The final FY2026 deal was less severe than the House's initial proposal of a 45% enforcement cut and a 23% overall cut, settling instead on an 8% enforcement reduction and a 9% cut to the base budget — a genuine, if painful, compromise between the House's steeper ask and the Senate's push to hold enforcement funding flat at 2025 levels.
The 2022 Inflation Reduction Act handed the IRS an unprecedented $80 billion, multi-year funding boost with minimal ongoing congressional oversight of how it would be spent. Rescinding the unspent portion and setting annual funding through the normal appropriations process, as Congress did for FY2026, restores standard budgetary accountability over an agency whose modernization spending had shown limited results.
Counting on tariff revenue to help offset the 2025 tax law's cost treats an unstable, legally contested revenue source as a reliable budget offset. Tariffs function as a tax on American consumers and importers, not foreign exporters, and ongoing litigation over the President's tariff authority could eliminate a significant share of that projected revenue with little warning.

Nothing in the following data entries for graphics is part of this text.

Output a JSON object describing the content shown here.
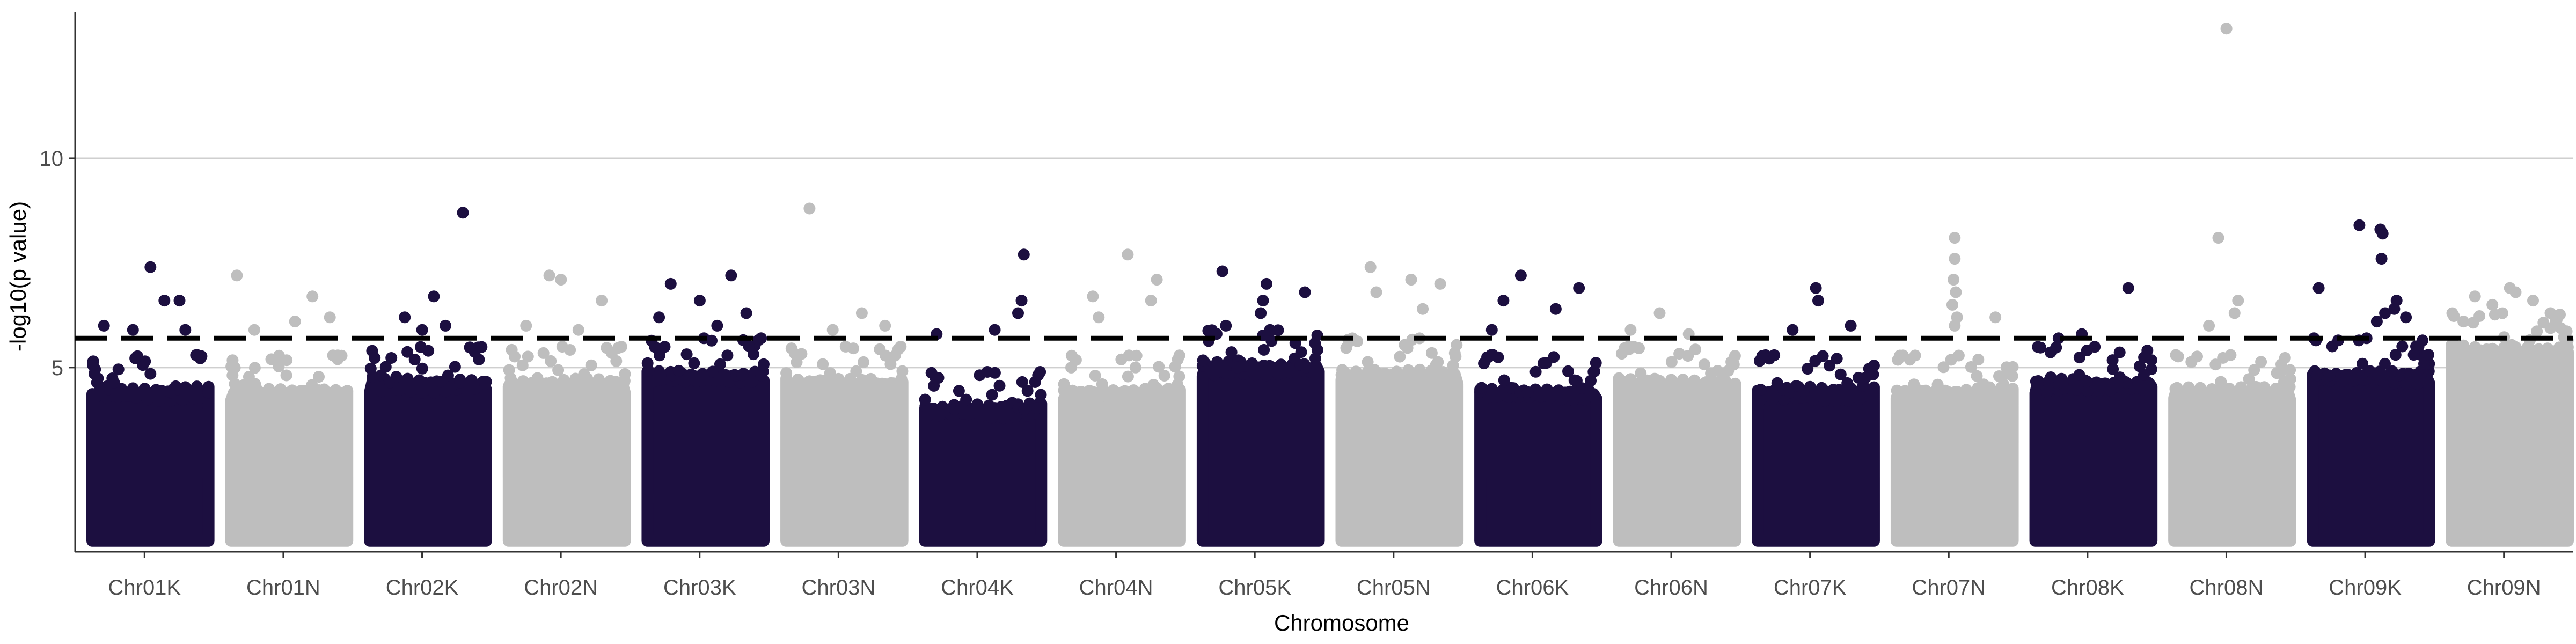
{
  "chart_data": {
    "type": "scatter",
    "subtype": "manhattan",
    "title": "",
    "xlabel": "Chromosome",
    "ylabel": "-log10(p value)",
    "ylim": [
      0.6,
      13.5
    ],
    "yticks": [
      5,
      10
    ],
    "threshold": 5.7,
    "threshold_style": "dashed",
    "grid": "horizontal major",
    "colors": {
      "odd": "#1c0f40",
      "even": "#bebebe",
      "threshold": "#000000"
    },
    "base_floor": 1.0,
    "categories": [
      "Chr01K",
      "Chr01N",
      "Chr02K",
      "Chr02N",
      "Chr03K",
      "Chr03N",
      "Chr04K",
      "Chr04N",
      "Chr05K",
      "Chr05N",
      "Chr06K",
      "Chr06N",
      "Chr07K",
      "Chr07N",
      "Chr08K",
      "Chr08N",
      "Chr09K",
      "Chr09N"
    ],
    "series": [
      {
        "category": "Chr01K",
        "color": "#1c0f40",
        "dense_max": 4.6,
        "points": [
          [
            0.1,
            6.0
          ],
          [
            0.5,
            7.4
          ],
          [
            0.62,
            6.6
          ],
          [
            0.75,
            6.6
          ],
          [
            0.35,
            5.9
          ],
          [
            0.8,
            5.9
          ]
        ]
      },
      {
        "category": "Chr01N",
        "color": "#bebebe",
        "dense_max": 4.6,
        "points": [
          [
            0.05,
            7.2
          ],
          [
            0.7,
            6.7
          ],
          [
            0.55,
            6.1
          ],
          [
            0.85,
            6.2
          ],
          [
            0.2,
            5.9
          ]
        ]
      },
      {
        "category": "Chr02K",
        "color": "#1c0f40",
        "dense_max": 4.8,
        "points": [
          [
            0.8,
            8.7
          ],
          [
            0.3,
            6.2
          ],
          [
            0.55,
            6.7
          ],
          [
            0.45,
            5.9
          ],
          [
            0.65,
            6.0
          ]
        ]
      },
      {
        "category": "Chr02N",
        "color": "#bebebe",
        "dense_max": 4.8,
        "points": [
          [
            0.35,
            7.2
          ],
          [
            0.45,
            7.1
          ],
          [
            0.8,
            6.6
          ],
          [
            0.15,
            6.0
          ],
          [
            0.6,
            5.9
          ]
        ]
      },
      {
        "category": "Chr03K",
        "color": "#1c0f40",
        "dense_max": 5.0,
        "points": [
          [
            0.2,
            7.0
          ],
          [
            0.72,
            7.2
          ],
          [
            0.45,
            6.6
          ],
          [
            0.85,
            6.3
          ],
          [
            0.1,
            6.2
          ],
          [
            0.6,
            6.0
          ]
        ]
      },
      {
        "category": "Chr03N",
        "color": "#bebebe",
        "dense_max": 4.8,
        "points": [
          [
            0.2,
            8.8
          ],
          [
            0.65,
            6.3
          ],
          [
            0.4,
            5.9
          ],
          [
            0.85,
            6.0
          ]
        ]
      },
      {
        "category": "Chr04K",
        "color": "#1c0f40",
        "dense_max": 4.2,
        "points": [
          [
            0.85,
            7.7
          ],
          [
            0.83,
            6.6
          ],
          [
            0.8,
            6.3
          ],
          [
            0.1,
            5.8
          ],
          [
            0.6,
            5.9
          ]
        ]
      },
      {
        "category": "Chr04N",
        "color": "#bebebe",
        "dense_max": 4.6,
        "points": [
          [
            0.55,
            7.7
          ],
          [
            0.8,
            7.1
          ],
          [
            0.25,
            6.7
          ],
          [
            0.75,
            6.6
          ],
          [
            0.3,
            6.2
          ]
        ]
      },
      {
        "category": "Chr05K",
        "color": "#1c0f40",
        "dense_max": 5.2,
        "points": [
          [
            0.17,
            7.3
          ],
          [
            0.55,
            7.0
          ],
          [
            0.88,
            6.8
          ],
          [
            0.52,
            6.6
          ],
          [
            0.5,
            6.3
          ],
          [
            0.2,
            6.0
          ],
          [
            0.58,
            5.9
          ]
        ]
      },
      {
        "category": "Chr05N",
        "color": "#bebebe",
        "dense_max": 5.0,
        "points": [
          [
            0.25,
            7.4
          ],
          [
            0.6,
            7.1
          ],
          [
            0.85,
            7.0
          ],
          [
            0.3,
            6.8
          ],
          [
            0.7,
            6.4
          ]
        ]
      },
      {
        "category": "Chr06K",
        "color": "#1c0f40",
        "dense_max": 4.6,
        "points": [
          [
            0.35,
            7.2
          ],
          [
            0.2,
            6.6
          ],
          [
            0.65,
            6.4
          ],
          [
            0.85,
            6.9
          ],
          [
            0.1,
            5.9
          ]
        ]
      },
      {
        "category": "Chr06N",
        "color": "#bebebe",
        "dense_max": 4.8,
        "points": [
          [
            0.35,
            6.3
          ],
          [
            0.1,
            5.9
          ],
          [
            0.6,
            5.8
          ]
        ]
      },
      {
        "category": "Chr07K",
        "color": "#1c0f40",
        "dense_max": 4.6,
        "points": [
          [
            0.5,
            6.9
          ],
          [
            0.52,
            6.6
          ],
          [
            0.3,
            5.9
          ],
          [
            0.8,
            6.0
          ]
        ]
      },
      {
        "category": "Chr07N",
        "color": "#bebebe",
        "dense_max": 4.6,
        "points": [
          [
            0.5,
            8.1
          ],
          [
            0.5,
            7.6
          ],
          [
            0.49,
            7.1
          ],
          [
            0.51,
            6.8
          ],
          [
            0.48,
            6.5
          ],
          [
            0.52,
            6.2
          ],
          [
            0.5,
            6.0
          ],
          [
            0.85,
            6.2
          ]
        ]
      },
      {
        "category": "Chr08K",
        "color": "#1c0f40",
        "dense_max": 4.8,
        "points": [
          [
            0.8,
            6.9
          ],
          [
            0.4,
            5.8
          ],
          [
            0.2,
            5.7
          ]
        ]
      },
      {
        "category": "Chr08N",
        "color": "#bebebe",
        "dense_max": 4.6,
        "points": [
          [
            0.45,
            13.1
          ],
          [
            0.38,
            8.1
          ],
          [
            0.55,
            6.6
          ],
          [
            0.52,
            6.3
          ],
          [
            0.3,
            6.0
          ]
        ]
      },
      {
        "category": "Chr09K",
        "color": "#1c0f40",
        "dense_max": 5.0,
        "points": [
          [
            0.4,
            8.4
          ],
          [
            0.58,
            8.3
          ],
          [
            0.6,
            8.2
          ],
          [
            0.59,
            7.6
          ],
          [
            0.05,
            6.9
          ],
          [
            0.72,
            6.6
          ],
          [
            0.7,
            6.4
          ],
          [
            0.62,
            6.3
          ],
          [
            0.55,
            6.1
          ],
          [
            0.8,
            6.2
          ]
        ]
      },
      {
        "category": "Chr09N",
        "color": "#bebebe",
        "dense_max": 5.6,
        "points": [
          [
            0.5,
            6.9
          ],
          [
            0.55,
            6.8
          ],
          [
            0.2,
            6.7
          ],
          [
            0.7,
            6.6
          ],
          [
            0.35,
            6.5
          ],
          [
            0.85,
            6.3
          ],
          [
            0.1,
            6.1
          ]
        ]
      }
    ]
  }
}
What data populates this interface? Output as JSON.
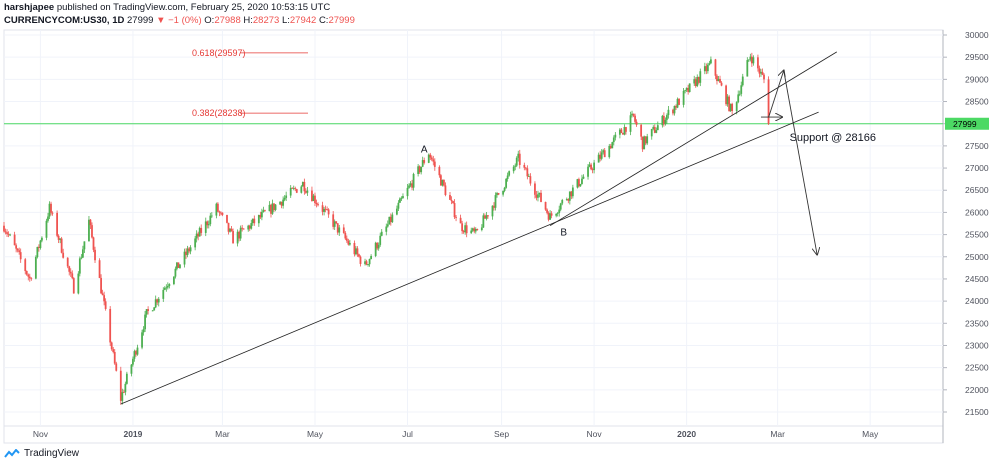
{
  "header": {
    "author": "harshjapee",
    "published": "published on TradingView.com, February 25, 2020 10:53:15 UTC",
    "symbol": "CURRENCYCOM:US30, 1D",
    "last": "27999",
    "change": "−1 (0%)",
    "o_label": "O:",
    "o_value": "27988",
    "h_label": "H:",
    "h_value": "28273",
    "l_label": "L:",
    "l_value": "27942",
    "c_label": "C:",
    "c_value": "27999"
  },
  "footer": {
    "brand": "TradingView"
  },
  "colors": {
    "up": "#26a69a",
    "up_bright": "#4caf50",
    "down": "#ef5350",
    "fib": "#e53935",
    "support_line": "#4cd964",
    "price_tag": "#4cd964",
    "trend": "#222222"
  },
  "chart_data": {
    "type": "candlestick",
    "title": "",
    "y_axis": {
      "ticks": [
        "30000",
        "29500",
        "29000",
        "28500",
        "28000",
        "27500",
        "27000",
        "26500",
        "26000",
        "25500",
        "25000",
        "24500",
        "24000",
        "23500",
        "23000",
        "22500",
        "22000",
        "21500"
      ],
      "range": [
        21250,
        30150
      ]
    },
    "x_axis": {
      "ticks": [
        "Nov",
        "2019",
        "Mar",
        "May",
        "Jul",
        "Sep",
        "Nov",
        "2020",
        "Mar",
        "May"
      ],
      "range_dates": [
        "2018-10-08",
        "2020-06-18"
      ]
    },
    "price_tag": "27999",
    "anchor_points": [
      {
        "date": "2018-10-08",
        "close": 25700
      },
      {
        "date": "2018-10-25",
        "close": 24500
      },
      {
        "date": "2018-11-07",
        "close": 26100
      },
      {
        "date": "2018-11-23",
        "close": 24300
      },
      {
        "date": "2018-12-03",
        "close": 25800
      },
      {
        "date": "2018-12-24",
        "close": 21800
      },
      {
        "date": "2019-01-10",
        "close": 23700
      },
      {
        "date": "2019-02-25",
        "close": 26100
      },
      {
        "date": "2019-03-08",
        "close": 25400
      },
      {
        "date": "2019-04-23",
        "close": 26650
      },
      {
        "date": "2019-05-10",
        "close": 25900
      },
      {
        "date": "2019-06-03",
        "close": 24800
      },
      {
        "date": "2019-07-15",
        "close": 27350
      },
      {
        "date": "2019-08-05",
        "close": 25700
      },
      {
        "date": "2019-08-15",
        "close": 25500
      },
      {
        "date": "2019-09-12",
        "close": 27200
      },
      {
        "date": "2019-10-03",
        "close": 25900
      },
      {
        "date": "2019-11-27",
        "close": 28150
      },
      {
        "date": "2019-12-03",
        "close": 27550
      },
      {
        "date": "2020-01-17",
        "close": 29350
      },
      {
        "date": "2020-01-31",
        "close": 28250
      },
      {
        "date": "2020-02-12",
        "close": 29550
      },
      {
        "date": "2020-02-21",
        "close": 28990
      },
      {
        "date": "2020-02-24",
        "close": 27999
      }
    ],
    "fibonacci": [
      {
        "label": "0.618(29597)",
        "value": 29597
      },
      {
        "label": "0.382(28238)",
        "value": 28238
      }
    ],
    "horizontal_line": 27999,
    "trendlines": [
      {
        "from": {
          "date": "2018-12-24",
          "value": 21680
        },
        "to": {
          "date": "2020-03-28",
          "value": 28260
        }
      },
      {
        "from": {
          "date": "2019-10-03",
          "value": 25700
        },
        "to": {
          "date": "2020-04-09",
          "value": 29620
        }
      }
    ],
    "annotations": [
      {
        "text": "A",
        "date": "2019-07-12",
        "value": 27620
      },
      {
        "text": "B",
        "date": "2019-10-12",
        "value": 25750
      },
      {
        "text": "Support @ 28166",
        "date": "2020-02-26",
        "value": 27880
      }
    ],
    "projection_path": [
      {
        "date": "2020-02-24",
        "value": 28140
      },
      {
        "date": "2020-03-05",
        "value": 29200
      },
      {
        "date": "2020-03-27",
        "value": 25050
      }
    ],
    "marker_arrow": {
      "from": {
        "date": "2020-02-19",
        "value": 28150
      },
      "to": {
        "date": "2020-03-04",
        "value": 28150
      }
    }
  }
}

CBO's own baseline now assumes a meaningful and growing stream of customs-duty revenue as a real, if unusually volatile, part of the federal government's income — a genuine change from prior decades when tariffs were a rounding error in the federal budget. Whether that revenue proves durable depends on trade negotiations and court rulings that are still unresolved.
Tariff revenue is now large enough that CBO projects total federal revenue will exceed its 50-year historical average as a share of GDP even after the 2025 tax cuts — a sign that trade policy can meaningfully help offset lost income-tax revenue without raising rates on American workers and businesses directly.